A Branca de Neve de Paul McCarthy


Um dos grandes destaques culturais do verão nova iorquino foi a surpreendente instalação/performance WS (White Snow / Branca de neve), do artista norte-americano Paul McCarthy (1945), aberta ao público entre os dias 19 de junho e 4 de agosto no imponente Park Avenue Armory, um prédio do século dezenove que ao longo dos anos acolheu trabalhos e performances artísticas que não puderam, por questões práticas, ser montadas em museus tradicionais.

Paul McCarthy é um dos artistas mais influentes da cena contemporânea internacional. O artista começou sua carreira nos anos 1960, em San Francisco (Califórnia), mas alcançou reconhecimento duas décadas mais tarde. As primeiras performances de McCarthy, no início dos anos setenta, exploravam o corpo (principal ferramenta do artista), a sexualidade e as iniciações rituais xamânicas. Em Sauce (Molho), de 1974, McCarthy usou seu próprio corpo nu como suporte, cobrindo o órgão genital e outras partes com molho de tomate Heinz, uma conhecida marca norte-americana.

Em WS, o que o público viu — e ainda verá, pois a performance excursionará por outras cidades dentro e fora dos Estados Unidos –, no salão principal do Park Avenue Armory foi a típica casinha inacessível no meio de uma imensa floresta, tão comum nos contos dos irmãos Grimm (uma das referências do artista norte-americano), algo tão misterioso quanto ameaçador. Na frente da floresta, porém, uma outra casa, essa acessível, tinha as janelas abertas ao alcance do espectador, que podia assim espiar seu interior caótico e obsceno.
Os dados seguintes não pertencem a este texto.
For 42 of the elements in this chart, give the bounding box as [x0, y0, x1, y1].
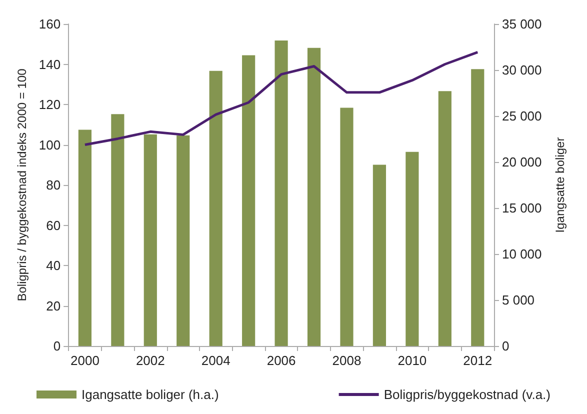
- bar: [209, 70, 222, 346]
- bar: [78, 130, 92, 346]
- y-tick-label: 60: [46, 218, 61, 233]
- y-tick-label: 100: [38, 137, 61, 152]
- y-axis-title: Boligpris / byggekostnad indeks 2000 = 100: [15, 68, 29, 302]
- legend-label: Igangsatte boliger (h.a.): [82, 387, 219, 402]
- y2-axis-title: Igangsatte boliger: [553, 137, 567, 233]
- line-series: [84, 50, 479, 146]
- bar: [242, 55, 256, 346]
- x-tick-label: 2012: [463, 353, 492, 368]
- x-tick-label: 2002: [136, 353, 165, 368]
- y-tick-label: 140: [38, 56, 61, 72]
- x-tick-label: 2006: [266, 353, 296, 368]
- bar: [307, 48, 321, 346]
- y2-tick-label: 20 000: [502, 154, 542, 170]
- bar: [471, 69, 484, 346]
- bar: [111, 114, 124, 346]
- bar: [438, 91, 452, 346]
- y-tick-label: 120: [38, 97, 61, 112]
- y-tick-label: 0: [53, 338, 61, 354]
- y2-tick-label: 30 000: [502, 62, 542, 78]
- y-tick-label: 160: [38, 16, 61, 32]
- y2-tick-label: 5 000: [502, 292, 535, 308]
- legend-label: Boligpris/byggekostnad (v.a.): [384, 387, 550, 402]
- y2-tick-label: 10 000: [502, 246, 542, 262]
- bar: [144, 134, 157, 346]
- y2-tick-label: 25 000: [502, 108, 542, 124]
- x-tick-label: 2010: [398, 353, 427, 368]
- bar: [372, 164, 386, 346]
- y-tick-label: 80: [46, 178, 61, 192]
- x-tick-label: 2000: [70, 353, 100, 368]
- y-tick-label: 20: [46, 298, 61, 314]
- bar: [406, 152, 419, 346]
- x-tick-label: 2008: [332, 353, 362, 368]
- y2-tick-label: 0: [502, 338, 510, 354]
- y-tick-label: 40: [46, 258, 61, 273]
- bar: [274, 40, 288, 346]
- bar: [340, 108, 354, 346]
- y2-tick-label: 15 000: [502, 200, 542, 216]
- bar: [176, 135, 190, 346]
- y2-tick-label: 35 000: [502, 16, 542, 32]
- x-tick-label: 2004: [201, 353, 230, 368]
Enquadrando isso tudo, grandes telões exibiam vídeos de uma orgia da qual participavam duas brancas de neve, os sete anões e “Walt Disney”, interpretado pelo próprio Paul McCarthy. A casa que os olhos do espectador perscrutavam era uma cena pós-orgia, tão chocante quanto repugnante.

Em WS, como em quase todos os seus trabalhos, Paul McCarthy fez uso de materiais e de técnicas diversas, inclusive montou uma pequena lojinha onde se podia comprar bonecos dos personagens da “Disney” que haviam protagonizado a performance, todos falsamente assinados pelo próprio Walt Disney. Contudo, nessa lojinha, que é quase um sex shop, esses bonecos perderam sua ingenuidade e ganharam uma áurea libidinosa. Adquirir um desses objetos acaba se tornando uma espécie de fetiche.

Novamente, Paul McCarthy usou molho de tomate e de maionese para representar excrementos do corpo. Uma das características das instalações de McCarthy é justamente transformar elementos do uso do cotidiano de uma família norte-americana comum (aspirador de pó, árvore de natal, revistas, artigos culinários etc.) em símbolos perversos, remetendo à violência sexual, deboche, decadência etc.

Num trabalho de 2009, a Branca de Neve já havia sido tema de McCarthy, onde, entre desenhos e colagens baseados no filme da Disney – Branca de Neve –, a protagonista aparecia rodeada de símbolos fálicos e de celebridades espalhafatosas. O interesse de McCarthy pelos personagens do universo infantil dos filmes da Disney é, como se verifica, antigo. Convém lembrar que o artista estudou cinema na Universidade do Sul da Califórnia, uma escola muito ligada à indústria cinematográfica hollywoodiana.

McCarthy faz sem dúvida uma crítica feroz à sociedade ocidental – mais especificamente à sociedade norte-americana -, que ele vê como deturpada, doente, consumista, mesmo quando se disfarça em “personagens” inocentes.

 

 

.

Dirce Waltrick do Amarante é autora de “As antenas do caracol” e “Pequena biblioteca para crianças” (Iluminuras).